За его спиной, в руках болтливой толстухи зажужжала машинка…

Минут через пятнадцать он вышел на улицу совершенно лысый, но при этом пахнущий дорогим французским одеколоном. Афродита Николаевна, закончив бритьё и буквально облив его заморскими благовониями, не спросила ни копейки за свою «работу», хоть Саша и ждал этого, ища повода высказать ей всё, что накипело за время пребывания в парикмахерской. Пусть попробовала бы только заикнуться об оплате, старая кошёлка…

Проведя рукой по голове, по непривычно колючей безволосой поверхности, он горько вздохнул и двинулся вдоль по улице к ближайшему магазину одежды. Там наскоро выбрал и купил кепку, чтобы лысина не мёрзла с непривычки на прохладном осеннем ветре.

Теперь предстояло совершить несколько нужных для поездки покупок. Во-первых, дорожная сумка: нужно же куда-нибудь уложить барахло? Вот с этого и начнём!

Сумку он купил хорошую, среднего размера, хоть и не представлял, что именно может понадобиться там, куда он едет впервые в своей жизни, что в неё придётся упаковывать. Следом за сумкой были приобретены свитер, перчатки, новые брюки и шарф. Поездка всё-таки на Север, а о Северных краях у Саши были очень слабые представления, почерпнутые, в основном, из различного рода телепередач. К тому же, не было никакой гарантии, что в тех передачах разговор шёл именно про Кольский полуостров. На экране тогда мелькали олени, льды, айсберги, пингвины, которые, как уже выяснилось, не живут в Мурманской области, и ещё белые медведи. Вот о существовании в Никеле белых медведей, между прочим, Володя ничего не рассказал.

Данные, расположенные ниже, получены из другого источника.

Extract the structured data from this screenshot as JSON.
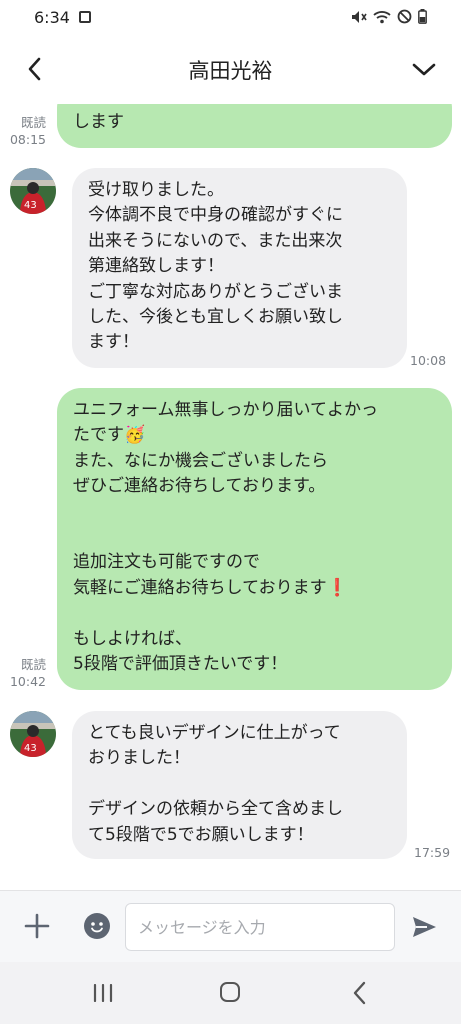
{
  "status_bar": {
    "time": "6:34"
  },
  "header": {
    "title": "高田光裕"
  },
  "messages": [
    {
      "type": "sent",
      "text": "します",
      "read": "既読",
      "time": "08:15"
    },
    {
      "type": "received",
      "text": "受け取りました。\n今体調不良で中身の確認がすぐに\n出来そうにないので、また出来次\n第連絡致します！\nご丁寧な対応ありがとうございま\nした、今後とも宜しくお願い致し\nます！",
      "time": "10:08"
    },
    {
      "type": "sent",
      "text": "ユニフォーム無事しっかり届いてよかっ\nたです🥳\nまた、なにか機会ございましたら\nぜひご連絡お待ちしております。\n\n\n追加注文も可能ですので\n気軽にご連絡お待ちしております❗\n\nもしよければ、\n5段階で評価頂きたいです！",
      "read": "既読",
      "time": "10:42"
    },
    {
      "type": "received",
      "text": "とても良いデザインに仕上がって\nおりました！\n\nデザインの依頼から全て含めまし\nて5段階で5でお願いします！",
      "time": "17:59"
    }
  ],
  "input": {
    "placeholder": "メッセージを入力"
  },
  "colors": {
    "sent_bubble": "#b7e8b1",
    "received_bubble": "#efeff1",
    "accent": "#5d6572"
  }
}
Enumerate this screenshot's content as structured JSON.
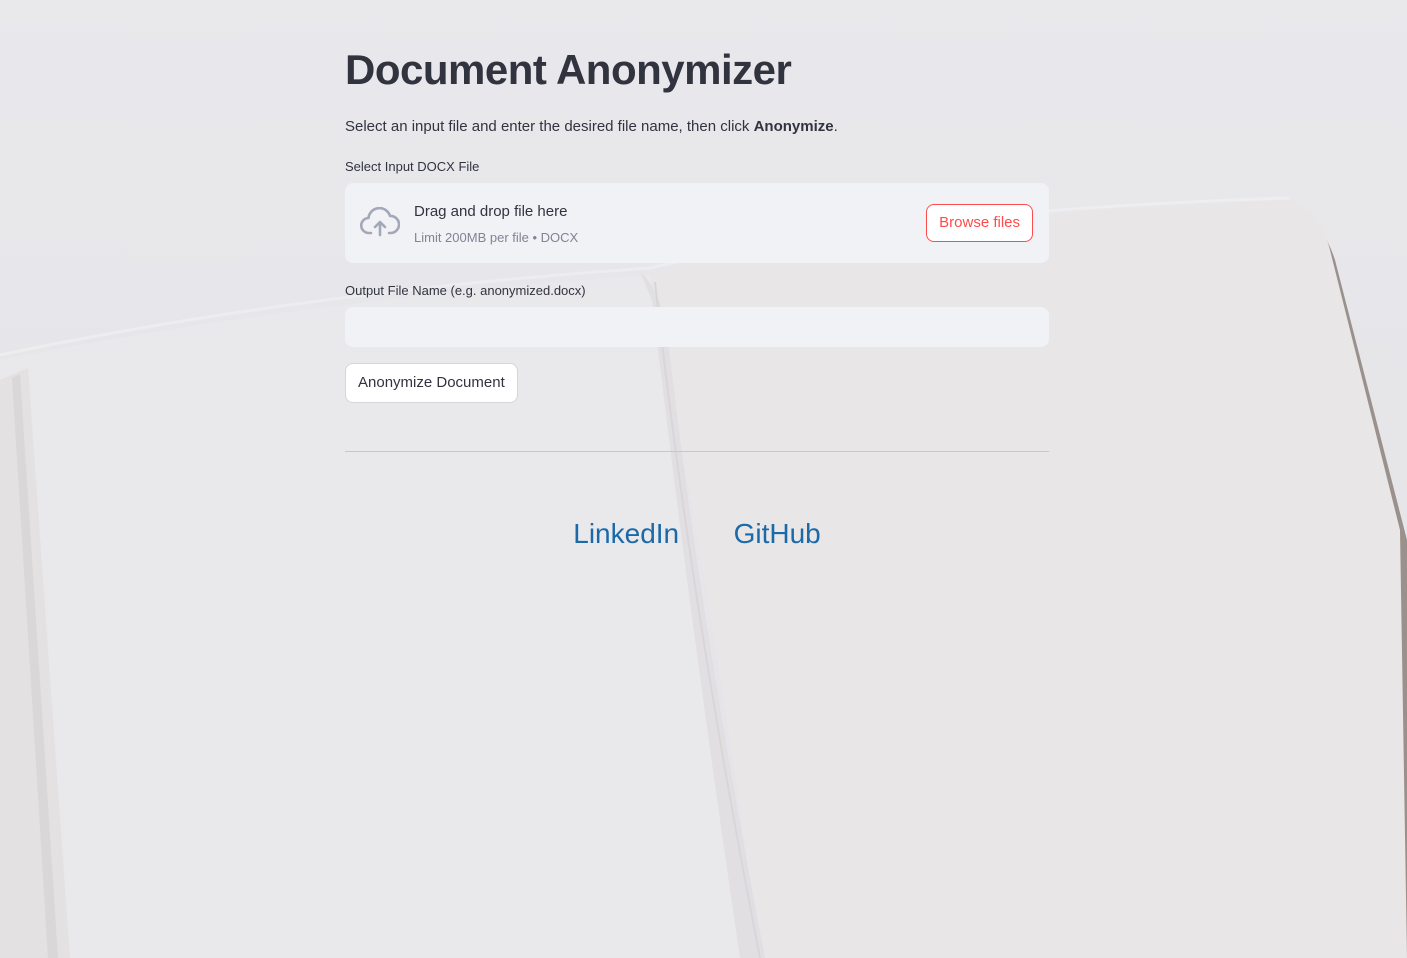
{
  "page": {
    "title": "Document Anonymizer",
    "intro_prefix": "Select an input file and enter the desired file name, then click ",
    "intro_bold": "Anonymize",
    "intro_suffix": "."
  },
  "uploader": {
    "label": "Select Input DOCX File",
    "drop_title": "Drag and drop file here",
    "drop_limit": "Limit 200MB per file • DOCX",
    "browse_label": "Browse files",
    "icon": "cloud-upload-icon"
  },
  "output": {
    "label": "Output File Name (e.g. anonymized.docx)",
    "value": "",
    "placeholder": ""
  },
  "actions": {
    "anonymize_label": "Anonymize Document"
  },
  "footer": {
    "linkedin": "LinkedIn",
    "github": "GitHub"
  },
  "colors": {
    "accent": "#ff4b4b",
    "link": "#1a6aaa",
    "text": "#31333f",
    "muted": "#808495",
    "field_bg": "#f0f2f6"
  }
}
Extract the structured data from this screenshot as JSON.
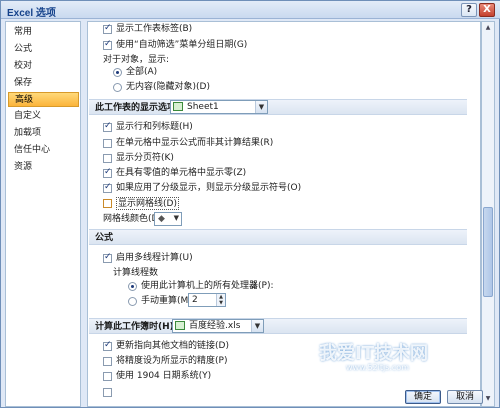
{
  "window": {
    "title": "Excel 选项",
    "help_label": "?",
    "close_label": "X"
  },
  "nav": {
    "items": [
      {
        "label": "常用"
      },
      {
        "label": "公式"
      },
      {
        "label": "校对"
      },
      {
        "label": "保存"
      },
      {
        "label": "高级",
        "active": true
      },
      {
        "label": "自定义"
      },
      {
        "label": "加载项"
      },
      {
        "label": "信任中心"
      },
      {
        "label": "资源"
      }
    ]
  },
  "top": {
    "show_sheet_tabs": "显示工作表标签(B)",
    "group_dates": "使用“自动筛选”菜单分组日期(G)",
    "objects_label": "对于对象，显示:",
    "radio_all": "全部(A)",
    "radio_none": "无内容(隐藏对象)(D)"
  },
  "worksheet": {
    "header": "此工作表的显示选项(S):",
    "selected_sheet": "Sheet1",
    "show_headers": "显示行和列标题(H)",
    "show_formulas": "在单元格中显示公式而非其计算结果(R)",
    "show_page_breaks": "显示分页符(K)",
    "show_zero": "在具有零值的单元格中显示零(Z)",
    "show_outline": "如果应用了分级显示，则显示分级显示符号(O)",
    "show_gridlines": "显示网格线(D)",
    "gridline_color_label": "网格线颜色(D)"
  },
  "formulas": {
    "header": "公式",
    "multithread": "启用多线程计算(U)",
    "threads_label": "计算线程数",
    "use_all_processors": "使用此计算机上的所有处理器(P):",
    "processor_count": "2",
    "manual": "手动重算(M)",
    "manual_value": "2"
  },
  "workbook": {
    "header": "计算此工作簿时(H):",
    "selected_workbook": "百度经验.xls",
    "update_links": "更新指向其他文档的链接(D)",
    "precision": "将精度设为所显示的精度(P)",
    "date_1904": "使用 1904 日期系统(Y)"
  },
  "buttons": {
    "ok": "确定",
    "cancel": "取消"
  },
  "watermark": {
    "text": "我爱IT技术网",
    "sub": "www.52itjs.com"
  }
}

Не хватало ещё этого добра там найти…

Дома Александр рассмотрел покупки и задумался.

Когда на него находило философское настроение, он начинал рассуждать о том, что ничто в жизни не происходит просто так, каждый поступок, каждая мелочь к чему-то ведёт в жизни. Так к чему эта предстоящая поездка? Надежда, что всё к лучшему, приходила всё чаще и чаще – она начинала перерастать в уверенность. Ну, что ж… Может быть, впереди ждёт что-то хорошее?

Вечером он нанёс визит Иоганну Николаевичу и рассказал о том, что в конце недели уедет на Север. Поделился своими сомнениями и надеждами.

Гутентак некоторое время думал, устремив взгляд на абажур лампы под потолком, а затем, как всегда весомо произнёс:

– Саша, всё говорит о том, что уехать тебе стоит. Здесь пьянство, здесь у тебя отсутствует движение вперёд. По крайней мере, в настоящий момент ты в тупике. Выйди из тупика, друг мой! А из него можно выйти, лишь вернувшись назад, но ещё не факт, что после этого найдётся иной, более интересный и свободный путь. А бывают тупики, в конце которых – дверь. Она заперта, но вдруг при твоём приближении она откроется, и тебя, разгильдяя, впустят внутрь? Вдруг тебе позволят пройти дальше?

– Внутрь чего?

– Ну… не знаю, ответа с ходу я тебе дать не могу. В любом случае, ты попадёшь во что-то новое, во что-то неизвестное, а потому и интересное для тебя! Дай Бог, чтобы я оказался прав, конечно… Риск, как ты понимаешь, есть всегда и во всём.

– Но кто не рискует, тот не пьёт?

– Шампанского не пьёт, Саша. Не пьёт лишь шампанского!

Саша усмехнулся.

– Знаешь, Иоганн Николаевич, – грустно сказал он. – А ведь я, при всей своей любви к выпивке, совершенно не люблю шампанское. Не нравится оно мне.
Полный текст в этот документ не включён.